Ultimately, our faith should affect the way we think, act, and live. It should lead to action. If our faith is not producing fruit in our own life and in the life of others then our faith is dead. While we are held accountable for the way we use our time and gifts, it is not totally up to us to bear fruit. In John 15, Jesus tells us that he is the vine and we are the branches, when we remain in him we will bear fruit. The key to having a vineyard that bears fruit is to stay connected to Jesus through prayer, scripture, sacraments, service, and christian community. What state is your vineyard in? What fruit are you producing as a result of your faith? How can you stay better connected to the true vine, Jesus?

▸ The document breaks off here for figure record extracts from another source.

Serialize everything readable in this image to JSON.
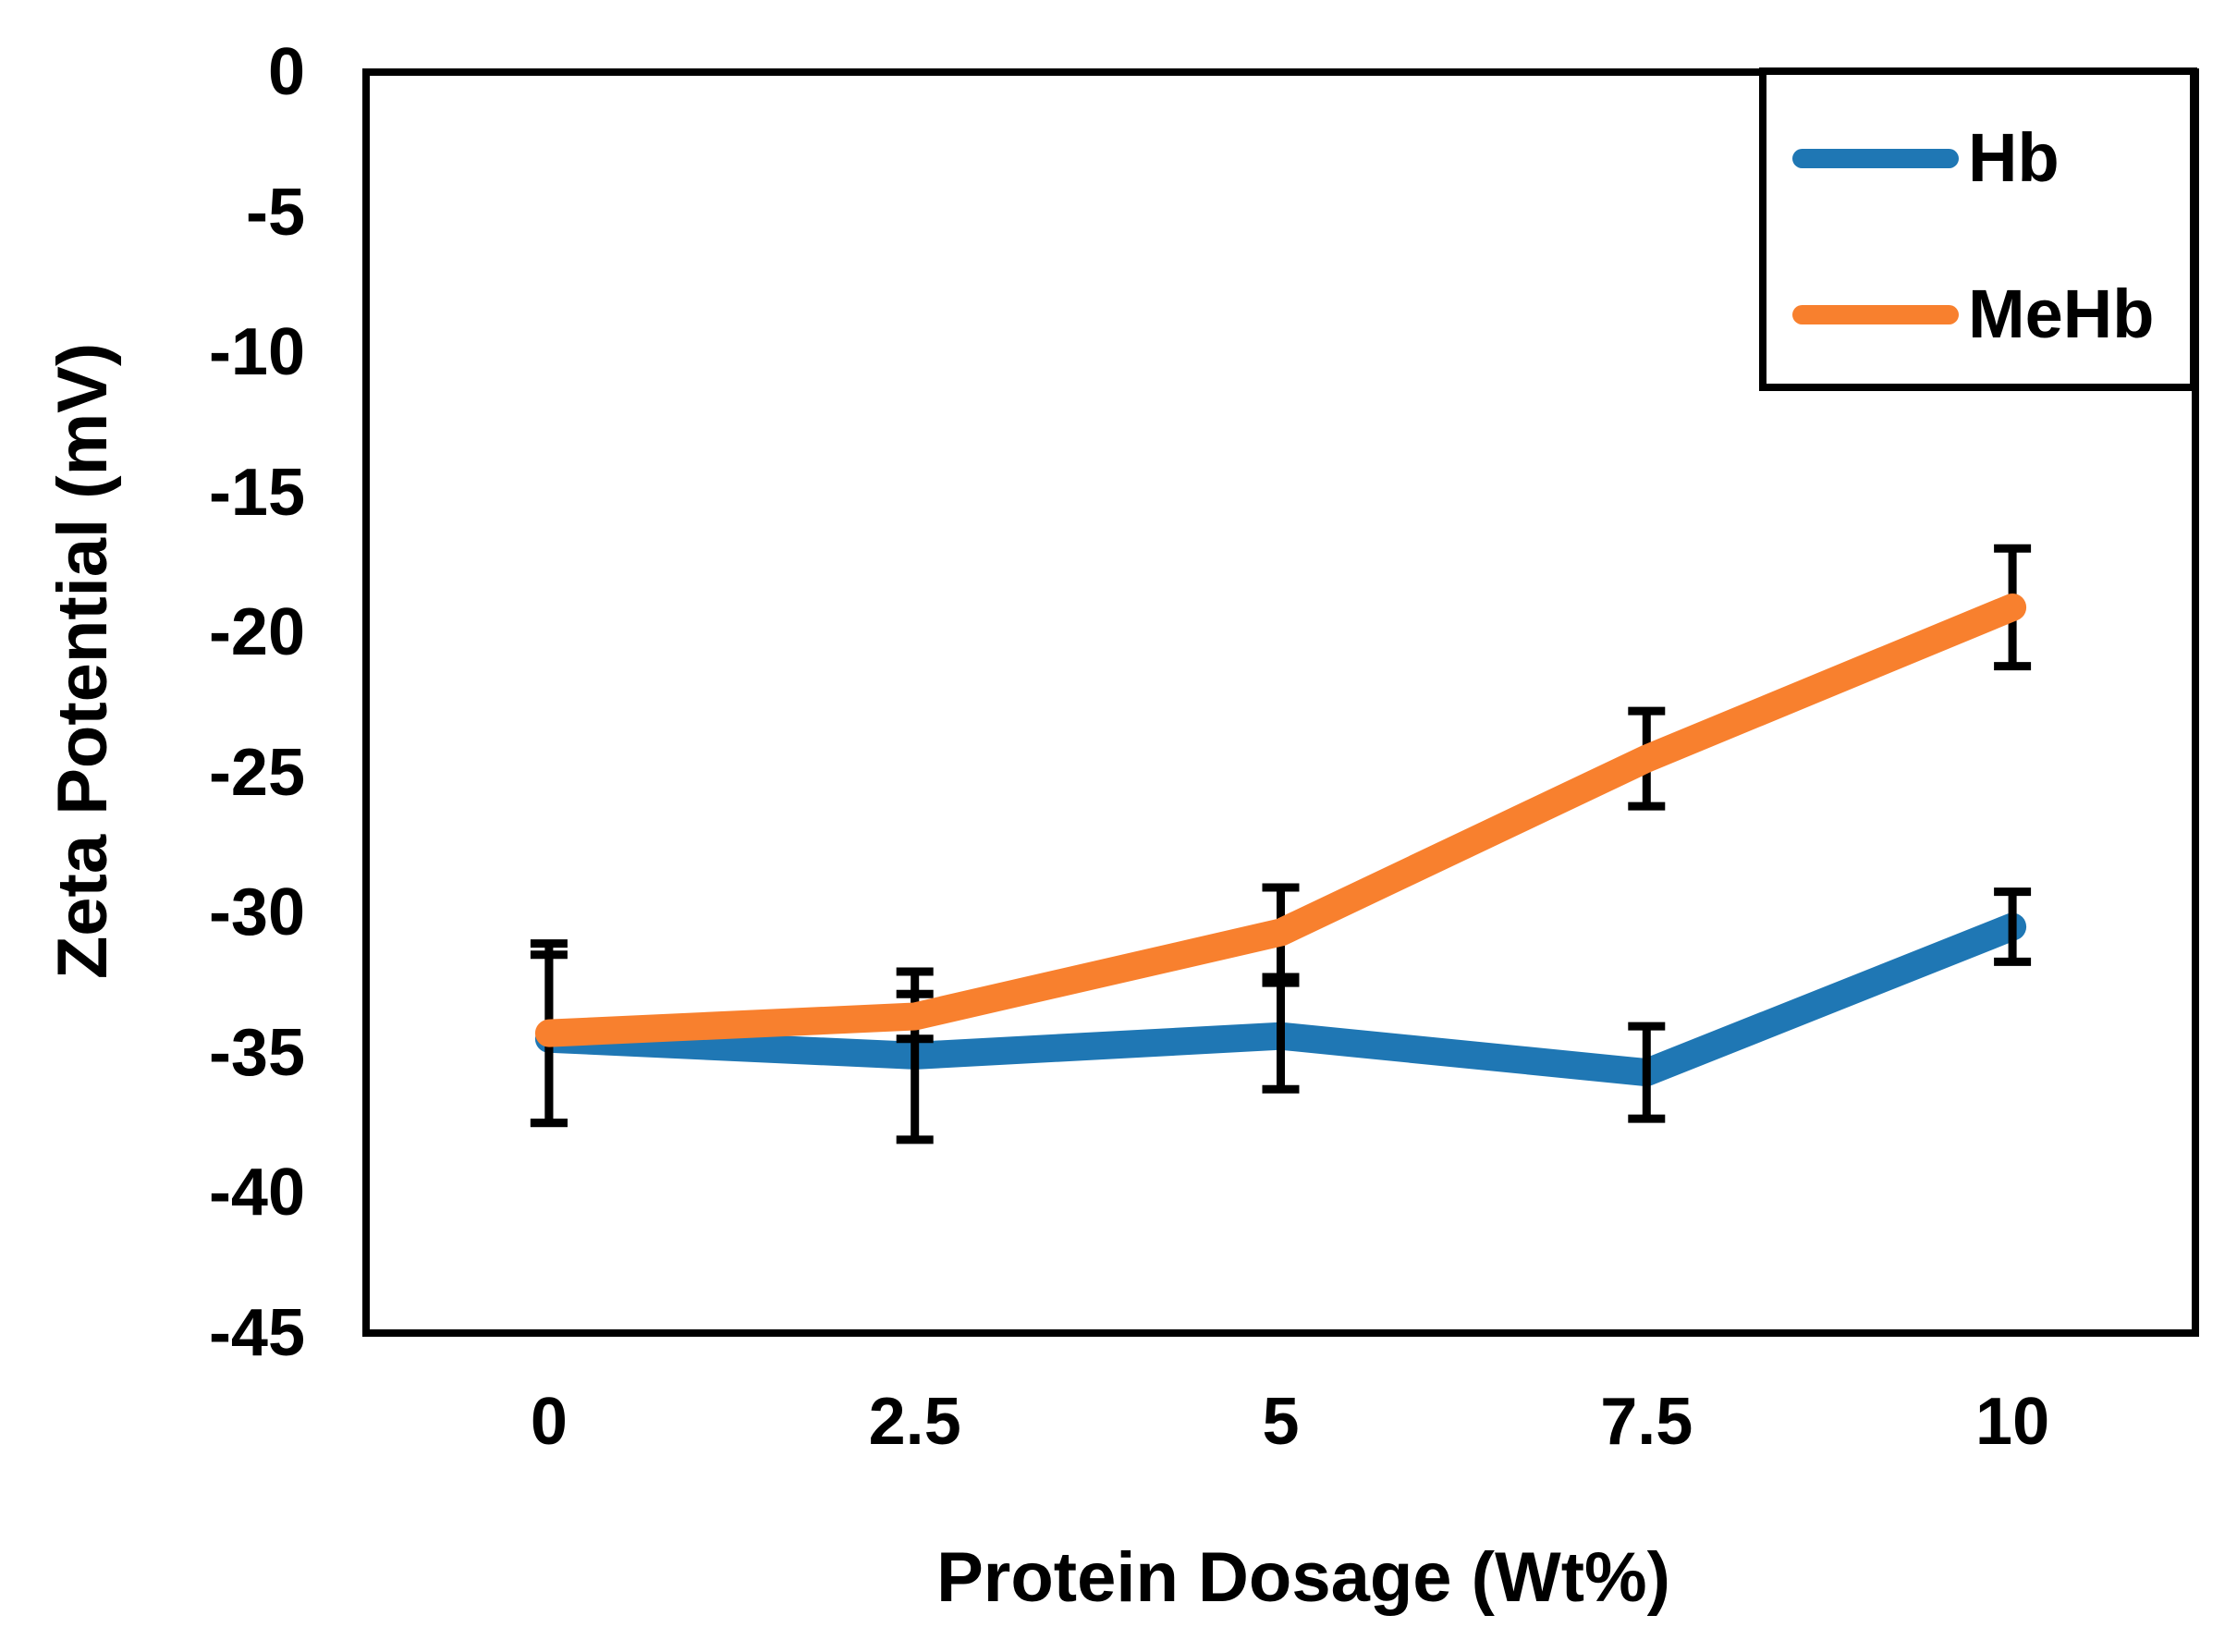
{
  "figure": {
    "kind": "static-line-chart-with-error-bars",
    "background_color": "#ffffff",
    "axis_color": "#000000",
    "error_bar_color": "#000000"
  },
  "chart_data": {
    "type": "line",
    "title": "",
    "xlabel": "Protein Dosage (Wt%)",
    "ylabel": "Zeta Potential (mV)",
    "categories": [
      "0",
      "2.5",
      "5",
      "7.5",
      "10"
    ],
    "category_values": [
      0,
      2.5,
      5,
      7.5,
      10
    ],
    "y_tick_labels": [
      "0",
      "-5",
      "-10",
      "-15",
      "-20",
      "-25",
      "-30",
      "-35",
      "-40",
      "-45"
    ],
    "y_tick_values": [
      0,
      -5,
      -10,
      -15,
      -20,
      -25,
      -30,
      -35,
      -40,
      -45
    ],
    "ylim": [
      -45,
      0
    ],
    "grid": false,
    "legend": {
      "position": "top-right",
      "border": true
    },
    "series": [
      {
        "name": "Hb",
        "color": "#1F77B4",
        "values": [
          -34.5,
          -35.1,
          -34.4,
          -35.7,
          -30.5
        ],
        "errors": [
          3.0,
          3.0,
          1.9,
          1.65,
          1.25
        ]
      },
      {
        "name": "MeHb",
        "color": "#F8802E",
        "values": [
          -34.3,
          -33.7,
          -30.7,
          -24.5,
          -19.1
        ],
        "errors": [
          3.2,
          0.8,
          1.6,
          1.7,
          2.1
        ]
      }
    ]
  }
}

Reflection for Sunday October 15th, 2023
Sunday Gospel: Mt 22:1-14
In this parable, Jesus uses the image of a wedding feast to describe the Kingdom of God. This parable talks about how God welcomes everyone but not everyone accepts his invitation. Jesus used the idea of a wedding because we are all familiar with weddings and how it's a time to celebrate with friends and family. This connects to readers today because everyone likes to get invited to a wedding. Guests dress up and look presentable — no one would wear sweats because that would be considered rude or inappropriate! When Jesus invites us to the wedding feast, he is really inviting us to join him in the Kingdom of God. The real question is if we accept the invitation or not. Saying “yes!” Jesus can be said or shown in many different ways including talking to Jesus through prayer, cheering up a friend, or maybe being nice to someone who often annoys us. All of these ways are saying “yes!” To Jesus. What is one way you could say yes to Jesus?
This week's reflection is by Claire, MSJA class of 2027.